Monday, January 25, 2021

I'm not asking you who's on second

You might be wondering -- since Fox apparently made up its mind fairly early in November that Chavez and Soros and HILLARY!!111!1!1!!1!!1!!! didn't actually conspire to rig the election -- what things look like over on the Fair 'n' Balanced website these days. The short answer is more or less the way they always did. Enjoy, for example, the lead story from last Friday:

Sen. Steve Daines, R-Mont., believes President Biden killing the Keystone XL pipeline shows he’s putting "Saudi Arabia first," not American workers.

"It looks like he cares more about workers in Saudi Arabia than the workers in America," Daines said on "America's Newsroom." 

Classic Fox, in that it's a single-source story of the tedious sort: not an assertion of fact built off one background comment and waiting for confirmation, but one person offering an opinion about policy effects. Even though it took two staffers to assemble, there's none of the comment-policy-countercomment-background from which news is usually built from talk-show appearances. (Though to Fox's credit, it's at least cribbing from its own work here, rather than that of the professional networks.)

 Note also that it's a bit behind the times (that pesky news value of "timeliness") -- the event happened Wednesday, but it's not a lead story until someone puts it into the "foreigners first" perspective for you. Compare that with the Monday lead story:

Americans still waiting on coronavirus relief, including stimulus checks, from the federal government may be surprised to learn that President Biden is reportedly offering $4 billion to Central American countries for development.

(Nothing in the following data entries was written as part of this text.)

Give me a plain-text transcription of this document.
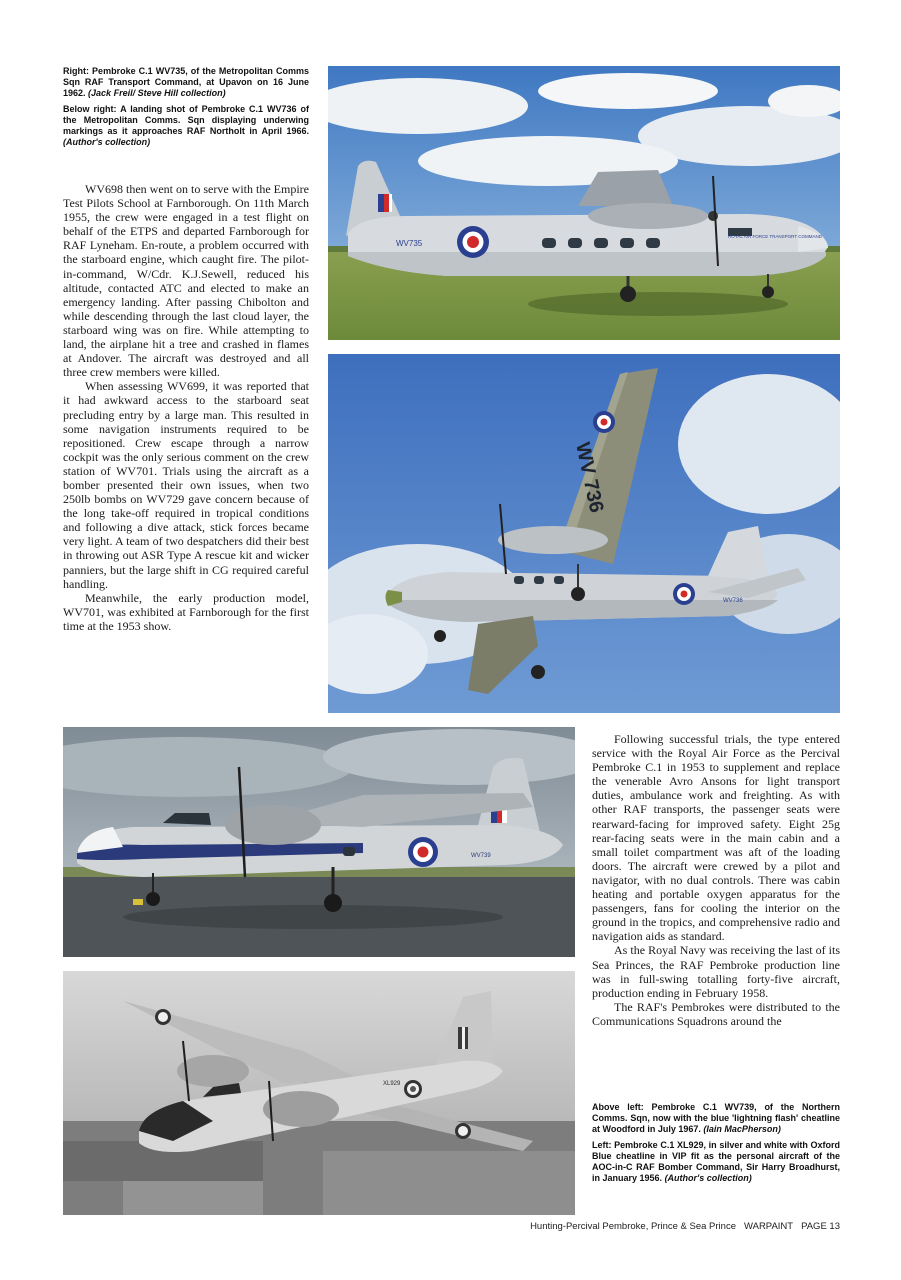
Right: Pembroke C.1 WV735, of the Metropolitan Comms Sqn RAF Transport Command, at Upavon on 16 June 1962. (Jack Freil/ Steve Hill collection)

Below right: A landing shot of Pembroke C.1 WV736 of the Metropolitan Comms. Sqn displaying underwing markings as it approaches RAF Northolt in April 1966. (Author's collection)

WV698 then went on to serve with the Empire Test Pilots School at Farnborough. On 11th March 1955, the crew were engaged in a test flight on behalf of the ETPS and departed Farnborough for RAF Lyneham. En-route, a problem occurred with the starboard engine, which caught fire. The pilot-in-command, W/Cdr. K.J.Sewell, reduced his altitude, contacted ATC and elected to make an emergency landing. After passing Chibolton and while descending through the last cloud layer, the starboard wing was on fire. While attempting to land, the airplane hit a tree and crashed in flames at Andover. The aircraft was destroyed and all three crew members were killed.

When assessing WV699, it was reported that it had awkward access to the starboard seat precluding entry by a large man. This resulted in some navigation instruments required to be repositioned. Crew escape through a narrow cockpit was the only serious comment on the crew station of WV701. Trials using the aircraft as a bomber presented their own issues, when two 250lb bombs on WV729 gave concern because of the long take-off required in tropical conditions and following a dive attack, stick forces became very light. A team of two despatchers did their best in throwing out ASR Type A rescue kit and wicker panniers, but the large shift in CG required careful handling.

Meanwhile, the early production model, WV701, was exhibited at Farnborough for the first time at the 1953 show.

WV735
ROYAL AIR FORCE TRANSPORT COMMAND
WV 736
WV736
RAF TRANSPORT COMMAND
WV739
XL929

Following successful trials, the type entered service with the Royal Air Force as the Percival Pembroke C.1 in 1953 to supplement and replace the venerable Avro Ansons for light transport duties, ambulance work and freighting. As with other RAF transports, the passenger seats were rearward-facing for improved safety. Eight 25g rear-facing seats were in the main cabin and a small toilet compartment was aft of the loading doors. The aircraft were crewed by a pilot and navigator, with no dual controls. There was cabin heating and portable oxygen apparatus for the passengers, fans for cooling the interior on the ground in the tropics, and comprehensive radio and navigation aids as standard.

As the Royal Navy was receiving the last of its Sea Princes, the RAF Pembroke production line was in full-swing totalling forty-five aircraft, production ending in February 1958.

The RAF's Pembrokes were distributed to the Communications Squadrons around the

Above left: Pembroke C.1 WV739, of the Northern Comms. Sqn, now with the blue 'lightning flash' cheatline at Woodford in July 1967. (Iain MacPherson)

Left: Pembroke C.1 XL929, in silver and white with Oxford Blue cheatline in VIP fit as the personal aircraft of the AOC-in-C RAF Bomber Command, Sir Harry Broadhurst, in January 1956. (Author's collection)

Hunting-Percival Pembroke, Prince & Sea Prince WARPAINT PAGE 13
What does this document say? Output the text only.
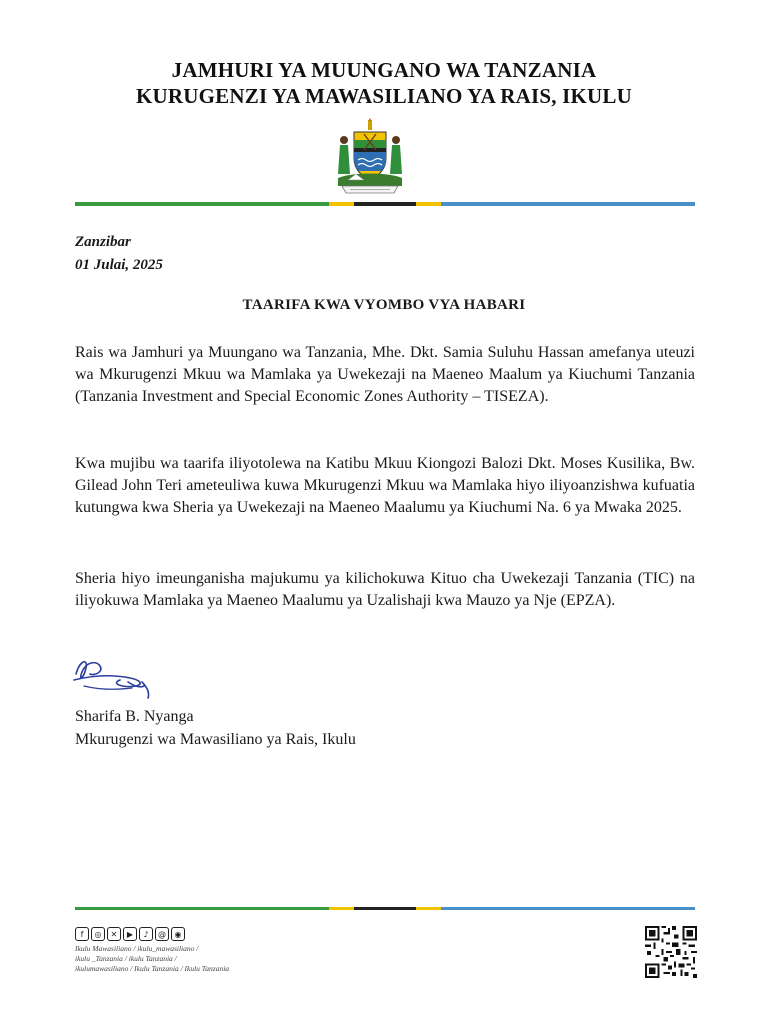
JAMHURI YA MUUNGANO WA TANZANIA
KURUGENZI YA MAWASILIANO YA RAIS, IKULU
Zanzibar
01 Julai, 2025
TAARIFA KWA VYOMBO VYA HABARI
Rais wa Jamhuri ya Muungano wa Tanzania, Mhe. Dkt. Samia Suluhu Hassan amefanya uteuzi wa Mkurugenzi Mkuu wa Mamlaka ya Uwekezaji na Maeneo Maalum ya Kiuchumi Tanzania (Tanzania Investment and Special Economic Zones Authority – TISEZA).
Kwa mujibu wa taarifa iliyotolewa na Katibu Mkuu Kiongozi Balozi Dkt. Moses Kusilika, Bw. Gilead John Teri ameteuliwa kuwa Mkurugenzi Mkuu wa Mamlaka hiyo iliyoanzishwa kufuatia kutungwa kwa Sheria ya Uwekezaji na Maeneo Maalumu ya Kiuchumi Na. 6 ya Mwaka 2025.
Sheria hiyo imeunganisha majukumu ya kilichokuwa Kituo cha Uwekezaji Tanzania (TIC) na iliyokuwa Mamlaka ya Maeneo Maalumu ya Uzalishaji kwa Mauzo ya Nje (EPZA).
Sharifa B. Nyanga
Mkurugenzi wa Mawasiliano ya Rais, Ikulu
f	◎	✕	▶	♪	@	◉
Ikulu Mawasiliano / ikulu_mawasiliano /
ikulu _Tanzania / ikulu Tanzania /
ikulumawasiliano / Ikulu Tanzania / Ikulu Tanzania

Mexico President Andrés Manuel López Obrador said Saturday that Biden told him the U.S. would send $4 billion to help development in Honduras, El Salvador and Guatemala — nations whose hardships have spawned tides of migration through Mexico toward the United States.

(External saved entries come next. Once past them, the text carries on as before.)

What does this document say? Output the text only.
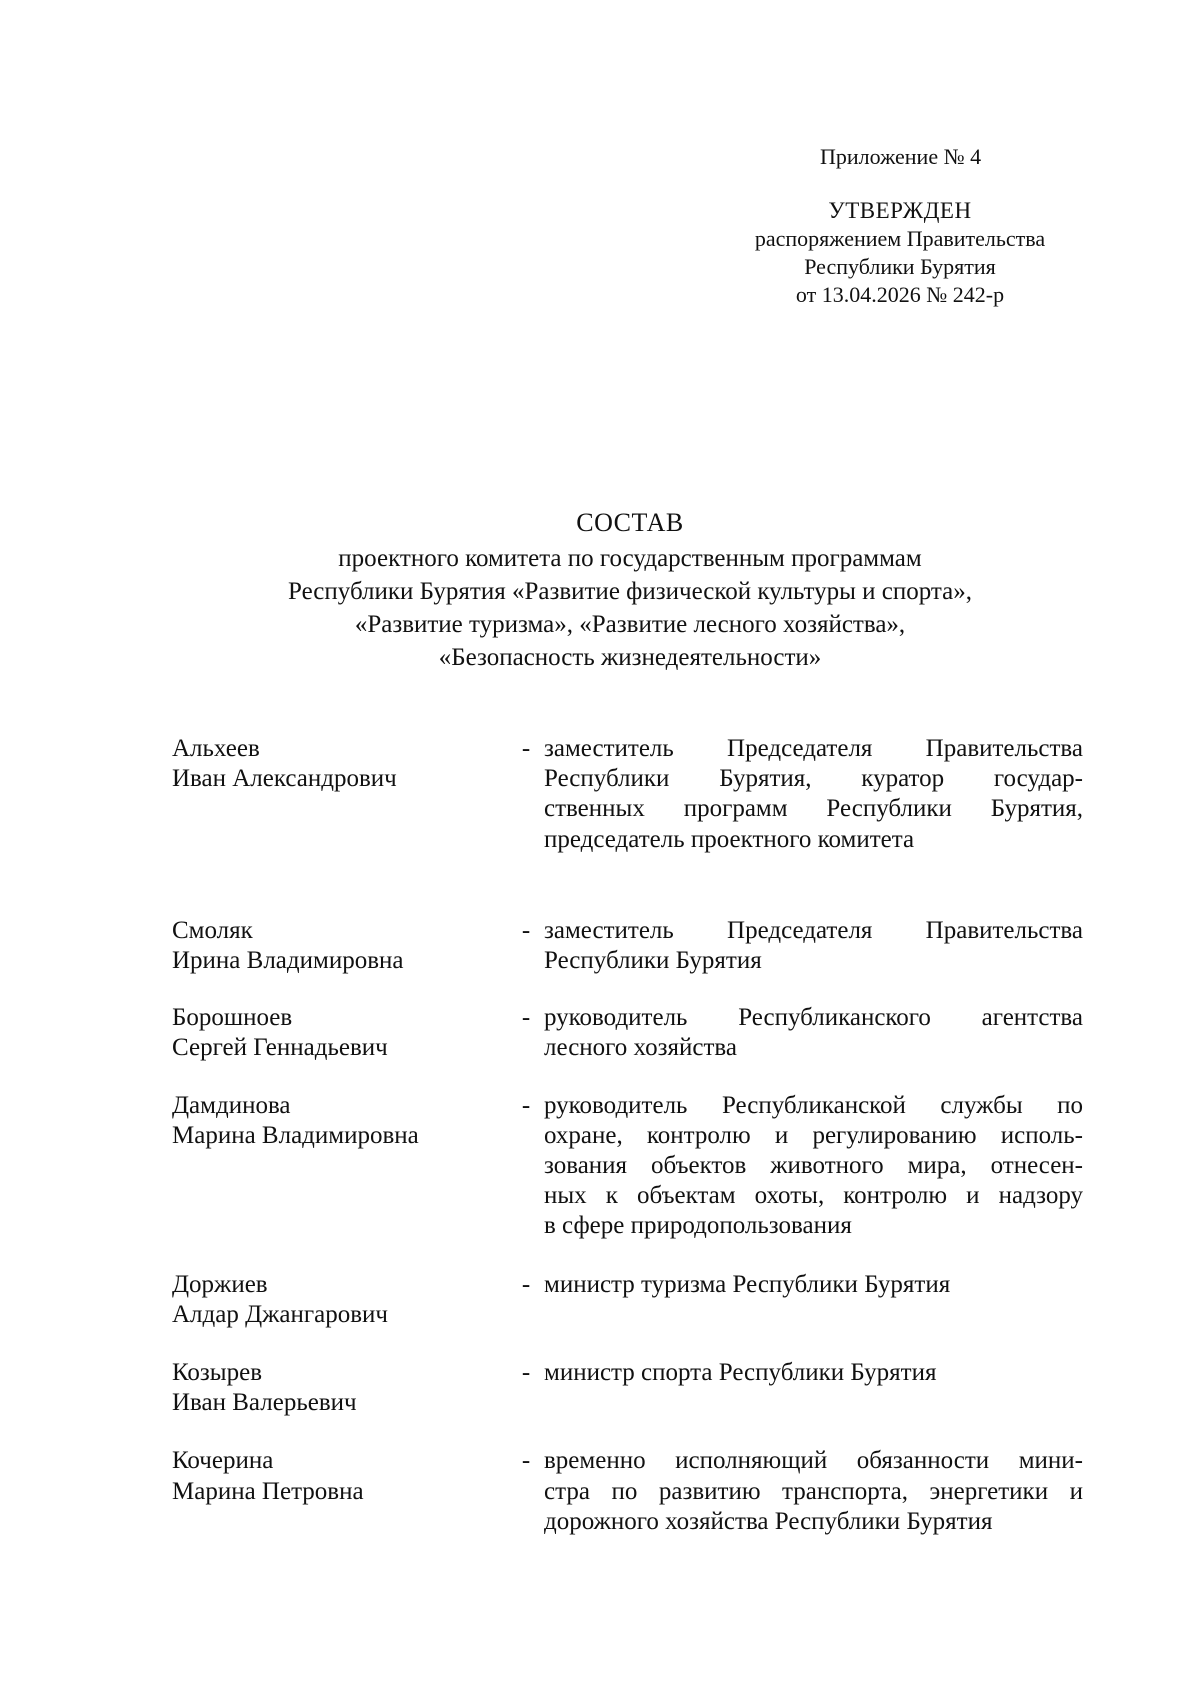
Приложение № 4
УТВЕРЖДЕН
распоряжением Правительства
Республики Бурятия
от 13.04.2026 № 242-р
СОСТАВ
проектного комитета по государственным программам
Республики Бурятия «Развитие физической культуры и спорта»,
«Развитие туризма», «Развитие лесного хозяйства»,
«Безопасность жизнедеятельности»
Альхеев
Иван Александрович
- заместитель Председателя Правительства
Республики Бурятия, куратор государ-
ственных программ Республики Бурятия,
председатель проектного комитета
Смоляк
Ирина Владимировна
- заместитель Председателя Правительства
Республики Бурятия
Борошноев
Сергей Геннадьевич
- руководитель Республиканского агентства
лесного хозяйства
Дамдинова
Марина Владимировна
- руководитель Республиканской службы по
охране, контролю и регулированию исполь-
зования объектов животного мира, отнесен-
ных к объектам охоты, контролю и надзору
в сфере природопользования
Доржиев
Алдар Джангарович
- министр туризма Республики Бурятия
Козырев
Иван Валерьевич
- министр спорта Республики Бурятия
Кочерина
Марина Петровна
- временно исполняющий обязанности мини-
стра по развитию транспорта, энергетики и
дорожного хозяйства Республики Бурятия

Fox needed four staffers and a boost from the AP to put together this eight-paragraph story (including the obligatory "Fox News' inquiry to the White House was not immediately returned"), and given the number of plates that need to be kept spinning, you can see why:

Biden wants a massive plan that includes $20 billion to accelerate vaccine distribution, a $15-an-hour minimum wage increase, an extension of supplemental unemployment benefits through the end of September, a one-time $1,400 stimulus check, a temporary expansion of the Earned Income Tax Credit and Child Tax Credit and $350 billion in new funding for state and local governments.

Biden promised that border wall building won't continue under his administration, and critics say his immigration stance encourages Central American migrants to cross the border illegally. Earlier in January, a caravan of thousands of migrants clashed with Guatemalan authorities while continuing to trek toward the U.S. border, according to reports.

Former President Donald Trump threatened to cut aid to Guatemala, Honduras and El Salvador for "doing nothing" about migrant caravans in 2019 after pledging to give them billions in 2018. Months later, Trump announced the aid the was restored after the countries reached immigration agreements with the U.S.

So if you can't tell who's on second, billionswise, it's because who is on first.

Fox, to at least its partial credit, didn't go for what seems to have become known as the Big Lie. Given the state of the numbers, that wasn't a really difficult call -- partly because Fox's stock in trade was always the myriad Little Lies it could spread in favor of its friends and against its enemies. Given the state of demand in the marketplace of ideas, it's hard to see how or why that would change.